Back in the 1980s researchers like Artemis Simopoulos, M.D. ran up the warning flags about grain. (See some of her published works with links located on our Science Links Web page.) It was then when people first started hearing about Omega-3 Fatty Acids. Right, the only reason you hear about Omega-3 Fatty Acids today is because researchers discovered that grain is deficient in that essential fatty acid which is so critical for optimal body function.
Therefore grain is the atomic bomb of the American food system and so far the only response by our government has been the restructuring of the Food Pyramid putting grain on the side with equal footing with veggies, fruits, and meats. It would not be practical for the USDA to come out and condemn grain outright. If it did, there would not be enough proper food to go around.
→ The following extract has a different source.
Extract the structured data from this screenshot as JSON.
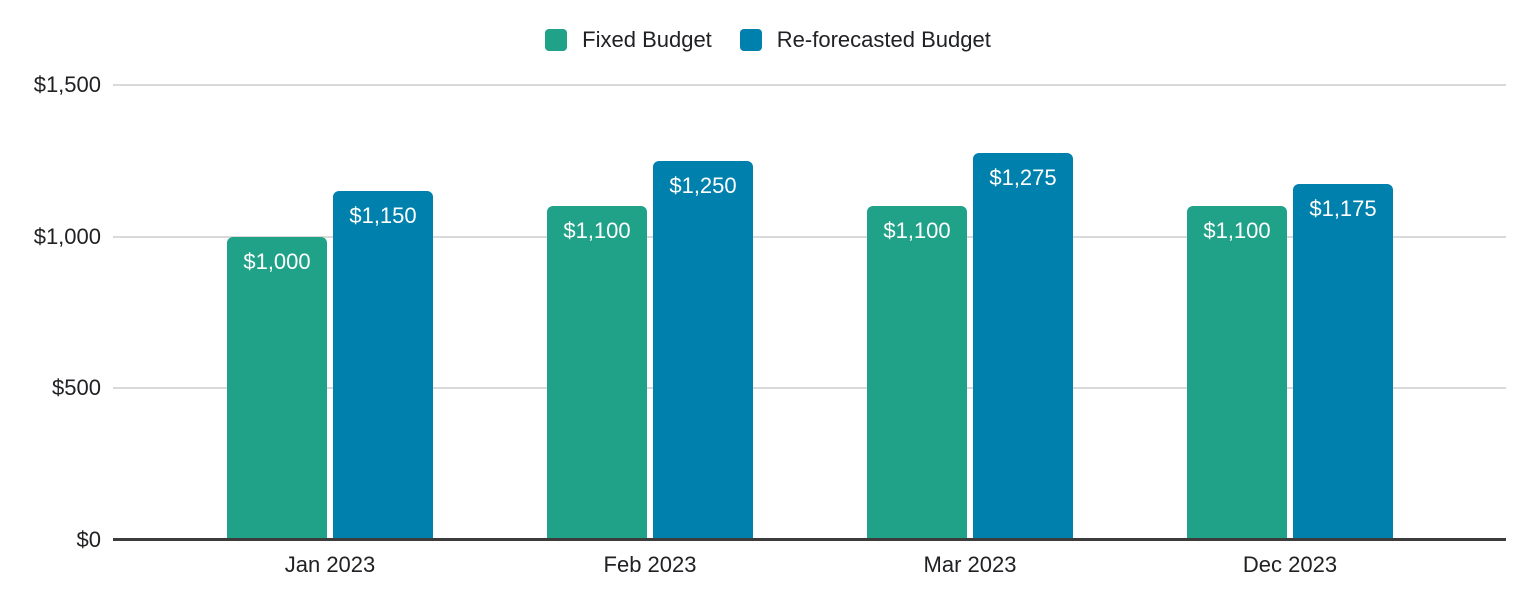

Currently, the American food system feeds 300,000,000 people three meals a day. Most of the food is grain, grain-based, and grain-fed livestock products. There is no way a production system this size can turn around over night. Therefore it will take decades before it becomes common knowledge amongst the masses that their health will be optimized when grain is no longer in their diet.
You Have a Choice
Unlike the multitude you have a choice. You know the facts now and you can easily take steps to assure that you and your loved ones can optimize their physical and mental health. All it takes is will power and the discipline to refuse to follow the masses in their lemming like drive over the cliff. Yes, many people will refuse to change their ways. They will insist on consuming grain, grain-based foods and drinks, grain-fed livestock, and high glycemic foods (sugars). They want the same sensory and social pleasures they have always had and will continue on that path no matter the consequences. This irresponsible behavior cannot be stopped in most cases. I suppose it’s like dealing with addicts. Addicts usually continue on their hell bent paths no matter what until they land in the gutter. And even then, many will not stop. That’s just human nature.
Consequently the massive grain-based food system will continue to wrought its destruction on Americans for decades to come as the people blame inconsequential factors that won’t even amount to a Lady Finger firecracker compared to the food system’s real atomic bomb – which is grain. The beat goes on.